The Corner

The Greek Tea Party

Michael Lewis has written one of his impossible-to-stop-reading pieces on the intersection of human eccentricity and high finance, and his target this time is the nation of Greece. There’s way too much good stuff in the piece to pull out one key quote or graf, but in the midst of all the black humor I found this excerpt just plain sobering:

Here is Greece’s version of the Tea Party: tax collectors on the take, public-school teachers who don’t really teach, well-paid employees of bankrupt state railroads whose trains never run on time, state hospital workers bribed to buy overpriced supplies. Here they are, and here we are: a nation of people looking for anyone to blame but themselves. The Greek public-sector employees assemble themselves into units that resemble army platoons. In the middle of each unit are two or three rows of young men wielding truncheons disguised as flagpoles. Ski masks and gas masks dangle from their belts so that they can still fight after the inevitable tear gas. “The deputy prime minister has told us that they are looking to have at least one death,” a prominent former Greek minister had told me. “They want some blood.” Two months earlier, on May 5, during the first of these protest marches, the mob offered a glimpse of what it was capable of. Seeing people working at a branch of the Marfin Bank, young men hurled Molotov cocktails inside and tossed gasoline on top of the flames, barring the exit.
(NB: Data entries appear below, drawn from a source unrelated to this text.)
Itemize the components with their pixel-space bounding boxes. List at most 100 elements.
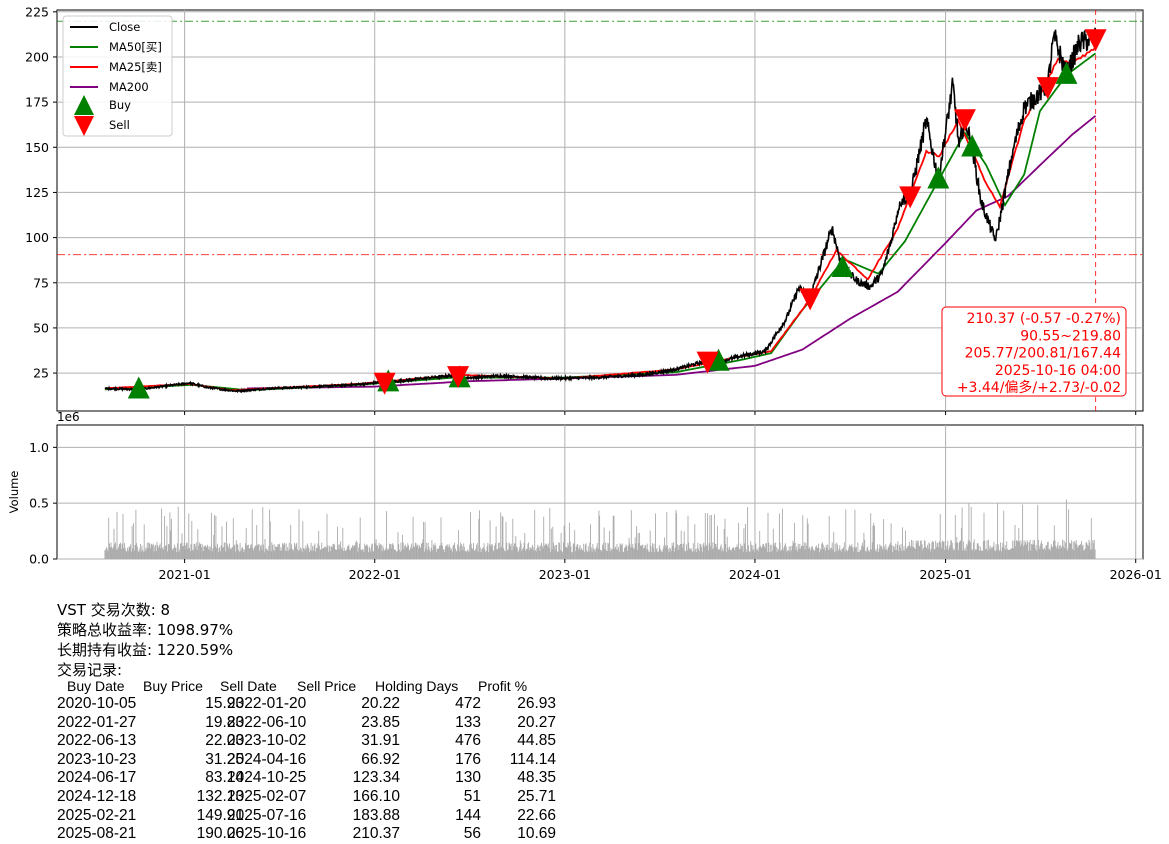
- cell-buy-price: 149.91: [196, 806, 244, 824]
- cell-sell-price: 183.88: [352, 806, 400, 824]
- annotation-line-2: 90.55~219.80: [1020, 328, 1121, 344]
- sell-marker: [899, 186, 922, 209]
- cell-profit: 114.14: [509, 750, 556, 768]
- cell-holding-days: 51: [463, 787, 481, 805]
- buy-marker: [961, 134, 984, 157]
- annotation-line-3: 205.77/200.81/167.44: [965, 346, 1121, 362]
- cell-sell-date: 2022-01-20: [227, 695, 307, 712]
- volume-axis-label: Volume: [7, 471, 21, 514]
- buy-marker: [1055, 61, 1078, 84]
- price-y-tick-label: 100: [25, 230, 49, 245]
- x-tick-label: 2021-01: [158, 567, 210, 582]
- cell-buy-date: 2020-10-05: [57, 695, 137, 712]
- legend-buy-label: Buy: [109, 98, 131, 112]
- legend-ma50-label: MA50[买]: [109, 40, 162, 54]
- cell-buy-price: 132.13: [196, 787, 244, 805]
- buy-marker: [831, 255, 854, 278]
- cell-sell-date: 2025-10-16: [227, 825, 307, 843]
- volume-bars: [104, 499, 1096, 559]
- legend: Close MA50[买] MA25[卖] MA200 Buy Sell: [62, 15, 173, 137]
- legend-ma200-label: MA200: [109, 80, 149, 94]
- sell-marker: [799, 288, 822, 311]
- cell-holding-days: 476: [455, 732, 481, 750]
- sell-marker: [1084, 29, 1107, 52]
- cell-buy-date: 2025-02-21: [57, 806, 137, 824]
- volume-y-tick-label: 1.0: [29, 440, 49, 455]
- sell-marker: [696, 351, 719, 374]
- cell-buy-date: 2024-06-17: [57, 769, 137, 787]
- header-sell-price: Sell Price: [297, 678, 357, 694]
- cell-sell-date: 2025-07-16: [227, 806, 307, 824]
- cell-sell-price: 31.91: [361, 732, 400, 750]
- header-buy-price: Buy Price: [143, 678, 203, 694]
- price-y-ticks: 25 50 75 100 125 150 175 200 225: [25, 4, 57, 381]
- annotation-line-4: 2025-10-16 04:00: [995, 363, 1121, 379]
- x-tick-label: 2026-01: [1110, 567, 1162, 582]
- volume-y-ticks: 0.0 0.5 1.0: [29, 440, 57, 567]
- cell-buy-date: 2024-12-18: [57, 787, 137, 805]
- cell-profit: 25.71: [517, 787, 556, 805]
- close-line: [104, 27, 1097, 394]
- cell-sell-price: 123.34: [352, 769, 400, 787]
- cell-sell-date: 2023-10-02: [227, 732, 307, 750]
- x-tick-label: 2025-01: [919, 567, 971, 582]
- price-y-tick-label: 200: [25, 49, 49, 64]
- sell-marker: [447, 366, 470, 389]
- annotation-line-5: +3.44/偏多/+2.73/-0.02: [957, 379, 1121, 396]
- price-y-tick-label: 125: [25, 185, 49, 200]
- legend-close-label: Close: [109, 20, 140, 34]
- cell-profit: 44.85: [517, 732, 556, 750]
- cell-sell-price: 210.37: [352, 825, 400, 843]
- header-buy-date: Buy Date: [67, 678, 125, 694]
- cell-buy-date: 2022-01-27: [57, 713, 137, 731]
- x-tick-label: 2023-01: [539, 567, 591, 582]
- volume-scale-label: 1e6: [57, 410, 80, 424]
- legend-ma25-label: MA25[卖]: [109, 60, 162, 74]
- cell-holding-days: 176: [455, 750, 481, 768]
- cell-holding-days: 133: [455, 713, 481, 731]
- cell-buy-price: 19.83: [205, 713, 244, 731]
- cell-sell-date: 2022-06-10: [227, 713, 307, 731]
- cell-holding-days: 144: [455, 806, 481, 824]
- volume-y-tick-label: 0.0: [29, 552, 49, 567]
- cell-buy-date: 2023-10-23: [57, 750, 137, 768]
- cell-sell-price: 66.92: [361, 750, 400, 768]
- cell-profit: 22.66: [517, 806, 556, 824]
- buy-marker: [127, 376, 150, 399]
- stock-chart: 25 50 75 100 125 150 175 200 225 210.37 (-0.57 -…: [7, 4, 1162, 582]
- x-tick-label: 2024-01: [729, 567, 781, 582]
- annotation-line-1: 210.37 (-0.57 -0.27%): [966, 311, 1121, 327]
- cell-sell-price: 166.10: [352, 787, 400, 805]
- annotation-box: [941, 306, 1127, 397]
- records-title: 交易记录:: [57, 661, 123, 679]
- price-y-tick-label: 50: [33, 320, 49, 335]
- header-holding-days: Holding Days: [375, 678, 459, 694]
- price-annotation: 210.37 (-0.57 -0.27%) 90.55~219.80 205.7…: [941, 306, 1127, 397]
- price-y-tick-label: 150: [25, 140, 49, 155]
- price-panel: 25 50 75 100 125 150 175 200 225 210.37 (-0.57 -…: [25, 4, 1144, 412]
- cell-buy-price: 190.06: [196, 825, 244, 843]
- trade-markers: [127, 29, 1107, 399]
- cell-buy-price: 22.03: [205, 732, 244, 750]
- buy-marker: [927, 166, 950, 189]
- legend-sell-label: Sell: [109, 118, 130, 132]
- price-y-tick-label: 25: [33, 366, 49, 381]
- x-axis-ticks: 2021-01 2022-01 2023-01 2024-01 2025-01 2026-…: [158, 411, 1162, 582]
- cell-buy-date: 2022-06-13: [57, 732, 137, 750]
- summary-block: VST 交易次数: 8 策略总收益率: 1098.97% 长期持有收益: 122…: [57, 600, 233, 680]
- cell-profit: 48.35: [517, 769, 556, 787]
- cell-buy-date: 2025-08-21: [57, 825, 137, 843]
- cell-profit: 10.69: [517, 825, 556, 843]
- x-tick-label: 2022-01: [349, 567, 401, 582]
- price-y-tick-label: 225: [25, 4, 49, 19]
- price-y-tick-label: 75: [33, 275, 49, 290]
- volume-y-tick-label: 0.5: [29, 496, 49, 511]
- cell-buy-price: 15.93: [205, 695, 244, 712]
- sell-marker: [373, 372, 396, 395]
- cell-holding-days: 472: [455, 695, 481, 712]
- cell-sell-date: 2024-10-25: [227, 769, 307, 787]
- legend-buy-marker: [74, 95, 94, 115]
- cell-profit: 20.27: [517, 713, 556, 731]
- legend-sell-marker: [74, 116, 94, 136]
- trade-count: VST 交易次数: 8: [57, 601, 171, 619]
Most of the Marfin Bank’s employees escaped from the roof, but the fire killed three workers, including a young woman four months pregnant. As they died, Greeks in the streets screamed at them that it served them right, for having the audacity to work. The events took place in full view of the Greek police, and yet the police made no arrests.

It is a sharp contrast to the kind of things that happen when members of our Tea Party get together in large numbers, as well as a vivid reminder that we do not want to find out the hard way what happens when we reach our credit limit.